Les fissures apparaissent

29 Mars, 2012 écrit par: Jonathan Miller , Global Market Analyst

Nous avons déjà parlé plus d'une fois des fissures dans les marchés de la dette publique américaine, mais un évènement récent vient nous rappeler que la crise de la dette n'est toujours pas résolue, 5 ans après le début de la récession mondiale. Dans un premier temps, je choisis d'attirer l'attention des experts sur le cas du comté de Jefferson en Alabama. Le comté a (brièvement) fait les gros titres en novembre dernier suite au défaut de remboursement de son emprunt de 1 milliard de dollars contracté pour payer son système d'égout. La triste réalité de cette histoire est qu'il ne s'agit pas d'un cas isolé propre à l'Alabama, mais d'un fléau auquel de nombreuses municipalités sont en proie et qui détériore actuellement le marché de la dette municipale. L'autre fissure qui inquiète est apparue dans le sillage de la dette municipale, avec la dette étudiante.

À l'heure actuelle, le marché de la dette étudiante américaine vient de dépasser la taille astronomique du trillion de dollars. De là, il faut se rappeler que le sous-emploi et le chômage sont incroyablement élevés, notamment pour la tranche d'âge 18-32 ans. À lui tout seul, on estime que le chômage des 18-24 ans dépasse les 40 %. Ajoutez à cela une énorme bulle de la dette étudiante et tout d'un coup vous avez la recette de la prochaine crise des « subprimes ». Mon intérêt ici n'est pas de démontrer que les étudiants sont des emprunteurs à risque, mais simplement que le remboursement de crédit est manifestement limité dans une économie à faible croissance. Ajoutez encore les chiffres récents, qui confirment que 270 milliards de dollars – c'est-à-dire presque 27 % du marché – sont en souffrance d’au moins 30 jours, et soudain vous apercevez le danger. La question est alors de savoir qui va payer pour cette cascade de faillites et comment. Réponse : le contribuable américain ruiné. Les jeunes diplômés n'ont certainement pas l'argent pour secourir toute la bulle du prêt étudiant.
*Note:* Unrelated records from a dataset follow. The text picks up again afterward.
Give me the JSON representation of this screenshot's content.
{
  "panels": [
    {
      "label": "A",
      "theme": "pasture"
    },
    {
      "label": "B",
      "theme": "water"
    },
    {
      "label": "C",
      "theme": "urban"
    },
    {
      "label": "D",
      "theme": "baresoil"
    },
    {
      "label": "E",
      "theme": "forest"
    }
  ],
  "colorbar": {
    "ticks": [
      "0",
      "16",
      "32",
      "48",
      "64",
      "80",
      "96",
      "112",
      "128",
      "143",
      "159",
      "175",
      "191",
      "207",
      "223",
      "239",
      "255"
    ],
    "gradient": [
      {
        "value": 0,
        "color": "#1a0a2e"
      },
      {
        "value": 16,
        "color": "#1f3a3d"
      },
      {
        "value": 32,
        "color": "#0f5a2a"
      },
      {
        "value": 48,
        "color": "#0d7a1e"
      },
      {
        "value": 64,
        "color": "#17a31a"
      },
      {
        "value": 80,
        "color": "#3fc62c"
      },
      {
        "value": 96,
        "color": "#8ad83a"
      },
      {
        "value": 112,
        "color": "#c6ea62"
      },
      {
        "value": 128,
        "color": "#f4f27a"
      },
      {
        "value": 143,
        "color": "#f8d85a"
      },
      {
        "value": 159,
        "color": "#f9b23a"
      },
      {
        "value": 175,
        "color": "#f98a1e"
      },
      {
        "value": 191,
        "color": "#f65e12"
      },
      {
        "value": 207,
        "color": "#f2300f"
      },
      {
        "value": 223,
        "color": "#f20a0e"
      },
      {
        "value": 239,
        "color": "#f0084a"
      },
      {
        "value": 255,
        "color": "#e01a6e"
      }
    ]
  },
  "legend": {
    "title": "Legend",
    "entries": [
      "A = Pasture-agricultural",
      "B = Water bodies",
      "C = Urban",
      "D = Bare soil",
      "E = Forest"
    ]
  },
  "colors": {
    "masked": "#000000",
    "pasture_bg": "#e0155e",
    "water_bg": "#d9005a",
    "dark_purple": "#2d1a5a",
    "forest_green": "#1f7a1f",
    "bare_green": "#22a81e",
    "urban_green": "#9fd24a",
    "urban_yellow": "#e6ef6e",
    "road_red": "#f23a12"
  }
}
Un défaut mécanique majeur dans l'environnement moderne de la finance est que les institutions sont liées en série et exposées aux risques du marché ensemble. Si l'une d'elles chute, le reste est entraîné. Si vous suivez l'évolution des cours des valeurs bancaires, surtout au moment de l'annonce des nouvelles et des bénéfices, vous remarquerez qu'elles varient de façon synchronisée (certes, pas toujours parfaitement, parfois avec un léger retard) suivant le climat du secteur. Les bulles d'endettement ne diffèrent en rien et se comportent de façon similaire dans le sens où l'éclatement d'une bulle peut faire éclater une autre bulle gonflée à l'endettement (au fait, vous avez un crédit à la consommation ?). Ben Bernanke, le président de la Réserve fédérale, s'est empressé de souligner que le marché du travail était encore loin d'avoir retrouvé son état « normal ». Cette fois-ci, la situation de l'emploi n'est pas cyclique comme le sont les cycles d'expansion-récession, mais plutôt structurelle, ce qui signifie qu'en attendant des réformes majeures du marché et des campagnes en faveur d'une modernisation de l'infrastructure américaine, la plupart des emplois perdus ces dernières années ne seront pas retrouvés.

À court terme, nous considérons le commentaire « consensuel » de M. Bernanke et la mention d'une politique « d'assouplissement » comme des remarques négatives pour le dollar. Le marché du logement est toujours moribond, les prix continuant de chuter et les ventes ne montrant toujours pas de tendance à l'amélioration. Et ça n'est pas tout : la perspective d'une autre vague d'assouplissement quantitatif et d'une nouvelle dépréciation du dollar par la planche à billets ne risque pas de réduire la pression et d'aider le dollar à monter. La publication la semaine prochaine des chiffres de l'emploi ADP et non agricoles devraient apporter de nouveaux éléments de réponse pour savoir si la prochaine réunion du Comité fédéral d'open-market pourra surprendre des marchés qui anticipent déjà les prochaines mesures de relance de la Banque centrale. Nous espérons voir certainement de fortes progressions au niveau des embauches, sans quoi la bulle étudiante pourrait être la prochaine bulle à éclater, provoquant un effet domino qui réserverait le même sort aux autres bulles de la dette américaine.

Le bricolage a ses limites : il est impensable de croire pouvoir colmater les fissures indéfiniment ou d'éviter un jour qu'elles ne finissent par faire couler le bateau.